No, but that doesn't mean that SSI's are not in use. Server side includes are completely independant of the PHP code in use. You can technically (albeit, not at all useful) use PHP to generate output to represent as a .shtml code and pass that back to the server to deal with the SSI's. Typically we don't, as that is slow and kinda pointless; on apache webservers if you *really* wanted to use the SSI directives you can invoke the virtual() function to carry them out. All I was getting at is that #include isn't a PHP directive. If that's in a php file such as:
PHP Code:
<?php
#include 'afile';
Than it will be ignored as # is a commenting character in PHP (along with //, block with /* */ and doccomment with /** */).

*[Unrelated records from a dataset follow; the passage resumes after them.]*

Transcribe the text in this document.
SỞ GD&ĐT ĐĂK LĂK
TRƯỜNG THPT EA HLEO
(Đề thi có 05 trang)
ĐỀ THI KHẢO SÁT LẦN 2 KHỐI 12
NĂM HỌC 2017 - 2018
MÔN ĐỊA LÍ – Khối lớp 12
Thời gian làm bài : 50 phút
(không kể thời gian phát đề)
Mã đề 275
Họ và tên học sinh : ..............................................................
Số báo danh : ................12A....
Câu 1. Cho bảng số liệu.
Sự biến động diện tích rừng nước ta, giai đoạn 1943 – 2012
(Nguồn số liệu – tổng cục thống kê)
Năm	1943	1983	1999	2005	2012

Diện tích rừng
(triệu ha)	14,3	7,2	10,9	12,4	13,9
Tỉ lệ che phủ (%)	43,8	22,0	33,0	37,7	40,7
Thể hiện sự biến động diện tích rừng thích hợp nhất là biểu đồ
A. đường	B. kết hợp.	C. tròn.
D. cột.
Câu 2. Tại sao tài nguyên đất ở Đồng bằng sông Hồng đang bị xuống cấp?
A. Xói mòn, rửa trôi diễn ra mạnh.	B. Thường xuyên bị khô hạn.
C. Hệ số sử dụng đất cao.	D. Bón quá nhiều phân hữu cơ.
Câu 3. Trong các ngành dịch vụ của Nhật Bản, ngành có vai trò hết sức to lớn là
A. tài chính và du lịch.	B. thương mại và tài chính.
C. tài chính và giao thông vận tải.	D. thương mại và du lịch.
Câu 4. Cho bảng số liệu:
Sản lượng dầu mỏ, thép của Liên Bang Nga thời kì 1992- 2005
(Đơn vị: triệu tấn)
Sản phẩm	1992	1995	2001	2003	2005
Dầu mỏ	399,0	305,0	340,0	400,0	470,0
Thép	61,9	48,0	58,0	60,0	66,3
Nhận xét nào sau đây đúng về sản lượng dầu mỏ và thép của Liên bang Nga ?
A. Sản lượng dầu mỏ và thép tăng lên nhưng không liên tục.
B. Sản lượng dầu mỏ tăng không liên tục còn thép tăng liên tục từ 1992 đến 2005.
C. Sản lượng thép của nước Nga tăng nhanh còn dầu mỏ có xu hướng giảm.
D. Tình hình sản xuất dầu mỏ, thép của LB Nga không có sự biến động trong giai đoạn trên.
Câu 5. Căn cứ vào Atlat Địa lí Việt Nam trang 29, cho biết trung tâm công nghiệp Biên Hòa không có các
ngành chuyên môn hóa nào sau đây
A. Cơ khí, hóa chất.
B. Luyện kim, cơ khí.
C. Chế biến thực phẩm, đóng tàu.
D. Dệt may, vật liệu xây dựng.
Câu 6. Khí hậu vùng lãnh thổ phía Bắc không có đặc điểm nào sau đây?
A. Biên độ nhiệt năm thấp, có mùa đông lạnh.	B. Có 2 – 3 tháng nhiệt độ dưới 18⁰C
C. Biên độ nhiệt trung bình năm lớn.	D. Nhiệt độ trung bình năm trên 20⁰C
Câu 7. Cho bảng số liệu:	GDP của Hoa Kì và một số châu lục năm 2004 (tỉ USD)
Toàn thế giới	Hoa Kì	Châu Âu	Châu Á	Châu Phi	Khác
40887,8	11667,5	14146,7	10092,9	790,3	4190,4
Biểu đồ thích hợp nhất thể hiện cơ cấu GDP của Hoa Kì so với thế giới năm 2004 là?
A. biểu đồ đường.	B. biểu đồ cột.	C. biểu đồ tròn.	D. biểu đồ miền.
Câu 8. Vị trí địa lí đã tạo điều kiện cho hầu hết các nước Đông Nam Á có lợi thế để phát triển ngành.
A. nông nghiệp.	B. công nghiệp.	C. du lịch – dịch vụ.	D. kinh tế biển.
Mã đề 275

So the best way is to check your HTML source code. If you literally see in it the #include in an SSI directive, than this would require a removal of the SSI and placement where desired within the php code. The logic is near identical (I'll even specify it as a PHP block for both):
Code:
print 'Some PHP code';
print '<!--#include virtual="/directory/included.html" -->';
print 'Some more PHP code';
And assuming the SSI is outputable, you can simply replace it as such:
Code:
print 'Some PHP code';
include "/directory/included.html";
print 'Some more PHP code';
If your host states that .html isn't include-able, that's complete rubbish. Think of it as a structural change; you literally take what is read from the call of the include, and place it within your PHP script. The logic would be: include -> close PHP tags -> import content -> open PHP tags, so if your include script is .HTML without any preprocess directives, then its output type would be text so it would insert that into the output buffer at that location. If its in PHP blocks than it would parse that first.
Unless you mean that you cannot parse .html as .php code (as in you are accessing a .html that should be interpreted as .php), then Fumigator had it correct in the first answer for modifying the handles to accept .html as a php executable type.